The book starts off a bit rocky, introducing us to the soon-to-be 21 year old protagonist, Mercy Taylor, a tour guide that specializes in twisting the truth about local spots into something more colourful for bored tourists. At the start, she sounded and acted much younger than 21, as I originally thought she was still in her teens, given the way she behaved. Mercy is a twin and a dud at that. She comes from a large, prominent family of witches and is constantly reminded for the family position and her lack of magical abilities, while her sister is the most powerful witch the family had seen in a very long time.

As she has no powers of her own, she finds herself going to a local ‘hoodoo’ doctor when she needs a spell to make herself fall in love with her friend who has been deeply in love with her for forever it seems. This is when the book starts to get interesting.

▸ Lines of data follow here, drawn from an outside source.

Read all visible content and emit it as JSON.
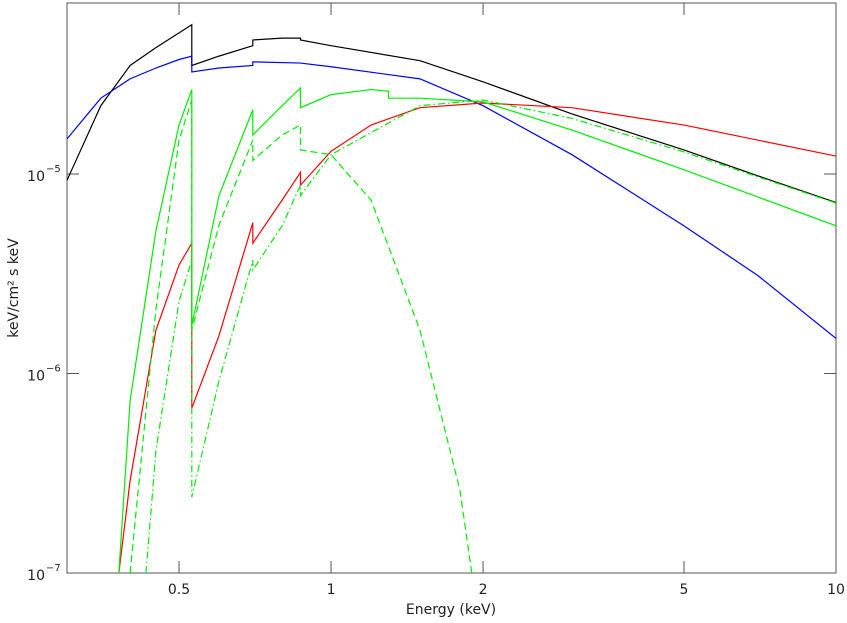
{
  "chart_data": {
    "type": "line",
    "x_label": "Energy (keV)",
    "y_label": "keV/cm² s keV",
    "xlog": true,
    "ylog": true,
    "xlim": [
      0.3,
      10
    ],
    "ylim": [
      1e-07,
      7.2e-05
    ],
    "xticks": [
      0.5,
      1,
      2,
      5,
      10
    ],
    "yticks": [
      {
        "value": 1e-07,
        "label": "10",
        "exponent": "−7"
      },
      {
        "value": 1e-06,
        "label": "10",
        "exponent": "−6"
      },
      {
        "value": 1e-05,
        "label": "10",
        "exponent": "−5"
      }
    ],
    "series": [
      {
        "color": "#000000",
        "dash": "solid",
        "x": [
          0.3,
          0.35,
          0.4,
          0.45,
          0.5,
          0.53,
          0.53,
          0.6,
          0.7,
          0.7,
          0.8,
          0.87,
          0.87,
          1,
          1.5,
          2,
          3,
          5,
          7,
          10
        ],
        "values": [
          9.3e-06,
          2.2e-05,
          3.5e-05,
          4.3e-05,
          5.1e-05,
          5.6e-05,
          3.5e-05,
          3.9e-05,
          4.4e-05,
          4.7e-05,
          4.8e-05,
          4.8e-05,
          4.7e-05,
          4.4e-05,
          3.7e-05,
          2.9e-05,
          2e-05,
          1.32e-05,
          9.8e-06,
          7.2e-06
        ]
      },
      {
        "color": "#0000ff",
        "dash": "solid",
        "x": [
          0.3,
          0.35,
          0.4,
          0.45,
          0.5,
          0.53,
          0.53,
          0.6,
          0.7,
          0.7,
          0.87,
          1,
          1.5,
          2,
          3,
          5,
          7,
          10
        ],
        "values": [
          1.5e-05,
          2.4e-05,
          3e-05,
          3.4e-05,
          3.75e-05,
          3.9e-05,
          3.25e-05,
          3.4e-05,
          3.5e-05,
          3.65e-05,
          3.6e-05,
          3.45e-05,
          3e-05,
          2.2e-05,
          1.25e-05,
          5.5e-06,
          3.1e-06,
          1.5e-06
        ]
      },
      {
        "color": "#ff0000",
        "dash": "solid",
        "x": [
          0.38,
          0.4,
          0.45,
          0.5,
          0.53,
          0.53,
          0.6,
          0.7,
          0.7,
          0.8,
          0.87,
          0.87,
          1,
          1.2,
          1.5,
          2,
          3,
          5,
          10
        ],
        "values": [
          1e-07,
          2.9e-07,
          1.65e-06,
          3.5e-06,
          4.5e-06,
          6.7e-07,
          1.55e-06,
          5.7e-06,
          4.5e-06,
          7.4e-06,
          1.02e-05,
          8.8e-06,
          1.3e-05,
          1.76e-05,
          2.15e-05,
          2.27e-05,
          2.15e-05,
          1.76e-05,
          1.23e-05
        ]
      },
      {
        "color": "#00ee00",
        "dash": "solid",
        "x": [
          0.38,
          0.4,
          0.45,
          0.5,
          0.53,
          0.53,
          0.6,
          0.7,
          0.7,
          0.8,
          0.87,
          0.87,
          1,
          1.2,
          1.3,
          1.3,
          1.5,
          2,
          3,
          5,
          10
        ],
        "values": [
          1e-07,
          7.3e-07,
          5.2e-06,
          1.76e-05,
          2.65e-05,
          1.74e-06,
          7.8e-06,
          2.1e-05,
          1.57e-05,
          2.2e-05,
          2.7e-05,
          2.15e-05,
          2.5e-05,
          2.65e-05,
          2.6e-05,
          2.4e-05,
          2.4e-05,
          2.3e-05,
          1.66e-05,
          1.05e-05,
          5.5e-06
        ]
      },
      {
        "color": "#00ee00",
        "dash": "dashed",
        "x": [
          0.4,
          0.45,
          0.5,
          0.53,
          0.53,
          0.6,
          0.7,
          0.7,
          0.8,
          0.87,
          0.87,
          1,
          1.2,
          1.5,
          1.8,
          1.9
        ],
        "values": [
          1e-07,
          2.1e-06,
          1.48e-05,
          2.35e-05,
          1.65e-06,
          5.55e-06,
          1.48e-05,
          1.17e-05,
          1.57e-05,
          1.76e-05,
          1.32e-05,
          1.25e-05,
          7.4e-06,
          1.65e-06,
          2.6e-07,
          1e-07
        ]
      },
      {
        "color": "#00ee00",
        "dash": "dashdot",
        "x": [
          0.43,
          0.45,
          0.5,
          0.53,
          0.53,
          0.6,
          0.7,
          0.7,
          0.8,
          0.87,
          0.87,
          1,
          1.5,
          2,
          3,
          5,
          10
        ],
        "values": [
          1e-07,
          4.1e-07,
          2.3e-06,
          3.7e-06,
          2.4e-07,
          9.2e-07,
          3.7e-06,
          3.3e-06,
          5.5e-06,
          8.8e-06,
          7.8e-06,
          1.25e-05,
          2.2e-05,
          2.35e-05,
          1.9e-05,
          1.29e-05,
          7.15e-06
        ]
      }
    ]
  }
}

A spell is performed, a murder committed, a position usurped, and eventually an understanding reached. All of the family secrets that kept coming up and undone were interesting, and things I did not expect considering the slightly lulling beginning and something I thought may have been a product of poor writing, turned out to be perfectly executed.

There are a few moments that may turn readers off and make you very uncomfortable. Both are abuses of power against women that leave them very violated. I was left feeling unsettled with one of these situations and really, really hope younger readers understand that these actions were wrong and are not left confused by the mixed message being given by the author.

Overall, the book is free and an easy read, though it does present various problematic messages concerning love that may be difficult to ignore.